Industry drivers are all factors that affect how a business operates, such as economy, environment, political, and the market itself. Amazon industry’s drivers are price, quality, availability, and customer service. In the online retailing industry companies try to use price as there biggest industry driver. But from Amazon it is its’ customers, Amazon believe with a focus on its customers it can be able to provide them with all of the drivers, such as price, quality, logistics and great customer service.
Competitive advantage is the advantage a firm has over its competitors. Competitive advantage can be in two forms cost advantage and product advantage. Amazon’s competitive advantage comes from its strong value chain. Amazon has been able to keep its advantages by tapping into both forms of advantages. Amazon offers its customers the lowest price on products with its strong and effective supply chain. The system it has developed allows the customer to directly order from the supplier anywhere in the world at the lowest price possible. Amazon’s business model allows the company to negotiate the lowest price with supplies and passing those savings on to its customers.
Amazon not only has a cost advantage it also has a product advantage. Being an online retailer that started out with selling only books has now expanded into many other departments. Compare to one of its biggest competitors Barnes and Nobles, it is able to offer more selections in books due to its unlimited storage space. Also with its kindle tablet it saves customers a trip to the store and allows them to download instantly. Amazon’s greatest competitive advantage is its customer service, which has ranked #1 year after year (Goodfellow, 2012).
The business dictionary defines customer delight as the very favorable experience of the client of a business when they have received a good or service that significantly surpasses what they had initially anticipated (business dictionary, ). Amazon already has great customer service proven by all the awards it has earned. Amazon wants to truly be “Earth’s Most Customer-Centric Company.” The company not only provides extra service like free shipping, but its customer service is its key to bring its customers that extra delight. The way Amazon handles problems that arise are a big part to its customer retention rate. They have revolutionized the “Contact Us” experience, if they is a problem with a customer’s order they can go to the site and under the contact us page they will find a “call me” button. This is Amazon’s way of having a more impactful experience for its customers.
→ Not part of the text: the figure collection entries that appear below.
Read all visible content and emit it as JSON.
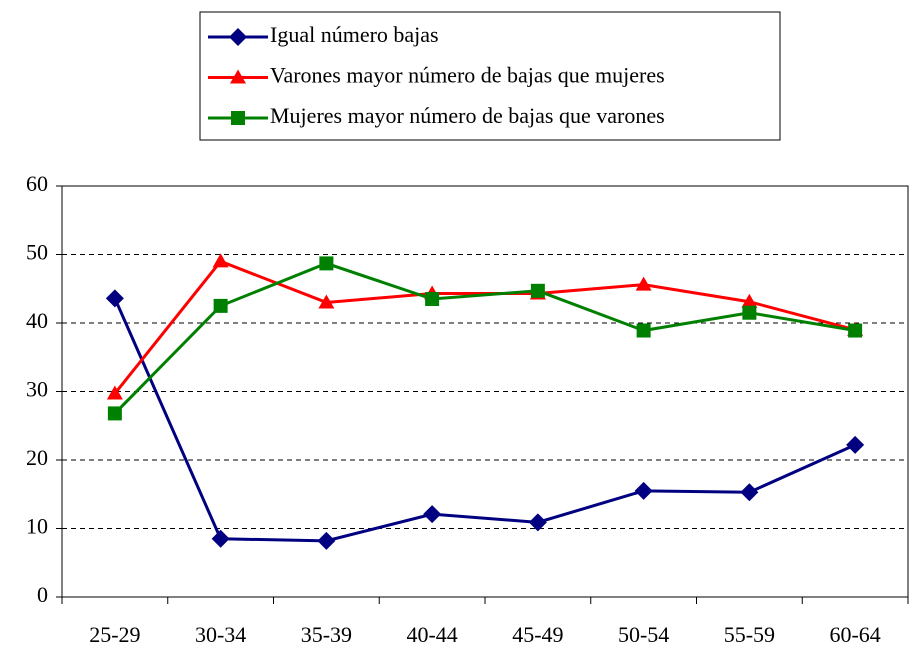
{
  "chart_data": {
    "type": "line",
    "categories": [
      "25-29",
      "30-34",
      "35-39",
      "40-44",
      "45-49",
      "50-54",
      "55-59",
      "60-64"
    ],
    "series": [
      {
        "name": "Igual número bajas",
        "color": "#000080",
        "marker": "diamond",
        "values": [
          43.6,
          8.5,
          8.2,
          12.1,
          10.9,
          15.5,
          15.3,
          22.2
        ]
      },
      {
        "name": "Varones mayor número de bajas que mujeres",
        "color": "#ff0000",
        "marker": "triangle",
        "values": [
          29.7,
          49.0,
          43.0,
          44.3,
          44.3,
          45.6,
          43.1,
          39.0
        ]
      },
      {
        "name": "Mujeres mayor número de bajas que varones",
        "color": "#008000",
        "marker": "square",
        "values": [
          26.8,
          42.5,
          48.7,
          43.5,
          44.7,
          38.9,
          41.5,
          38.9
        ]
      }
    ],
    "ylim": [
      0,
      60
    ],
    "yticks": [
      0,
      10,
      20,
      30,
      40,
      50,
      60
    ],
    "grid": true
  }
}
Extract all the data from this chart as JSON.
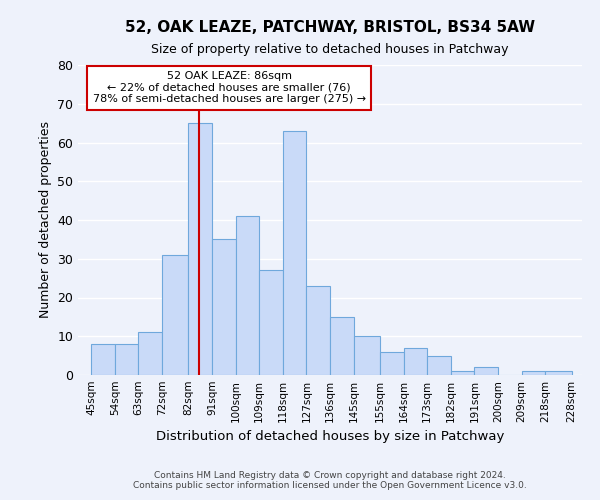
{
  "title": "52, OAK LEAZE, PATCHWAY, BRISTOL, BS34 5AW",
  "subtitle": "Size of property relative to detached houses in Patchway",
  "xlabel": "Distribution of detached houses by size in Patchway",
  "ylabel": "Number of detached properties",
  "bar_color": "#c9daf8",
  "bar_edge_color": "#6fa8dc",
  "bar_left_edges": [
    45,
    54,
    63,
    72,
    82,
    91,
    100,
    109,
    118,
    127,
    136,
    145,
    155,
    164,
    173,
    182,
    191,
    200,
    209,
    218
  ],
  "bar_widths": [
    9,
    9,
    9,
    10,
    9,
    9,
    9,
    9,
    9,
    9,
    9,
    10,
    9,
    9,
    9,
    9,
    9,
    9,
    9,
    10
  ],
  "bar_heights": [
    8,
    8,
    11,
    31,
    65,
    35,
    41,
    27,
    63,
    23,
    15,
    10,
    6,
    7,
    5,
    1,
    2,
    0,
    1,
    1
  ],
  "tick_labels": [
    "45sqm",
    "54sqm",
    "63sqm",
    "72sqm",
    "82sqm",
    "91sqm",
    "100sqm",
    "109sqm",
    "118sqm",
    "127sqm",
    "136sqm",
    "145sqm",
    "155sqm",
    "164sqm",
    "173sqm",
    "182sqm",
    "191sqm",
    "200sqm",
    "209sqm",
    "218sqm",
    "228sqm"
  ],
  "tick_positions": [
    45,
    54,
    63,
    72,
    82,
    91,
    100,
    109,
    118,
    127,
    136,
    145,
    155,
    164,
    173,
    182,
    191,
    200,
    209,
    218,
    228
  ],
  "ylim": [
    0,
    80
  ],
  "xlim": [
    40,
    232
  ],
  "property_line_x": 86,
  "property_line_color": "#cc0000",
  "annotation_title": "52 OAK LEAZE: 86sqm",
  "annotation_line1": "← 22% of detached houses are smaller (76)",
  "annotation_line2": "78% of semi-detached houses are larger (275) →",
  "annotation_box_color": "#ffffff",
  "annotation_box_edge_color": "#cc0000",
  "footer_line1": "Contains HM Land Registry data © Crown copyright and database right 2024.",
  "footer_line2": "Contains public sector information licensed under the Open Government Licence v3.0.",
  "background_color": "#eef2fb",
  "grid_color": "#ffffff",
  "yticks": [
    0,
    10,
    20,
    30,
    40,
    50,
    60,
    70,
    80
  ]
}
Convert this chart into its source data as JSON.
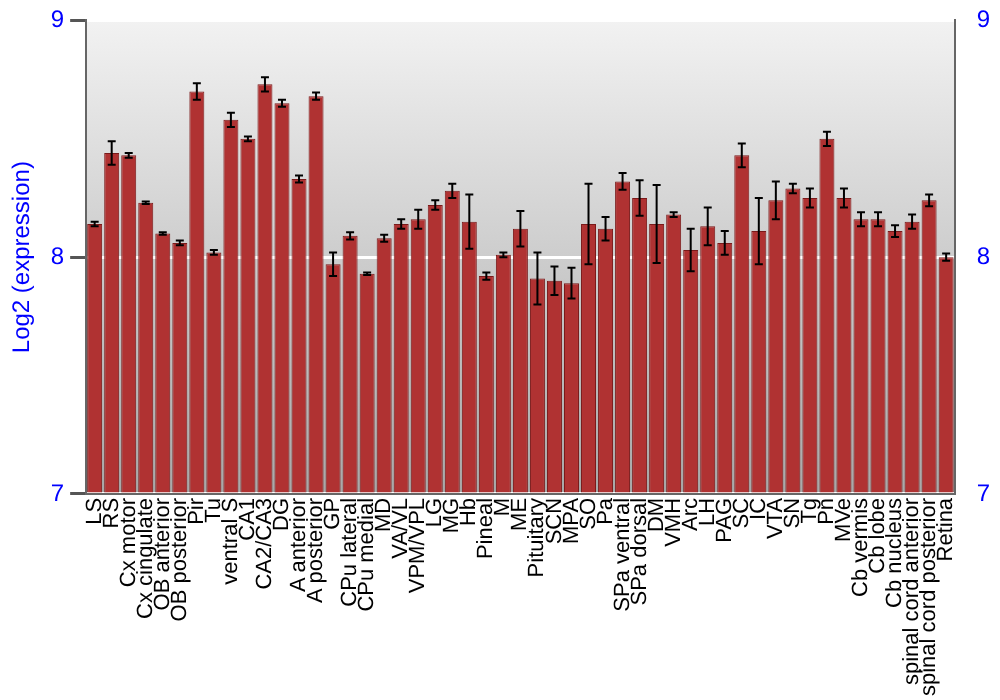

Instead of having to talk to a computer, you can leave your number and a live human being will call you back to resolve you issues with the upmost respect (Hampton, 2013).
This paper has analyzed how Amazon brings its supply chain and its demand chain together to create an effective value chain. A chain is as strong as its weakest link, and Amazon has effectively strengthened all aspect of its value chain. It truly is “Earth’s most customer centric company.” All these factors put together has helped it create such a competitive advantage in its industry with an enterprise value of over $150 billion. For these reasons the company has been seeing constant growth both in the number of users and number of new service because it believes in improving on everything.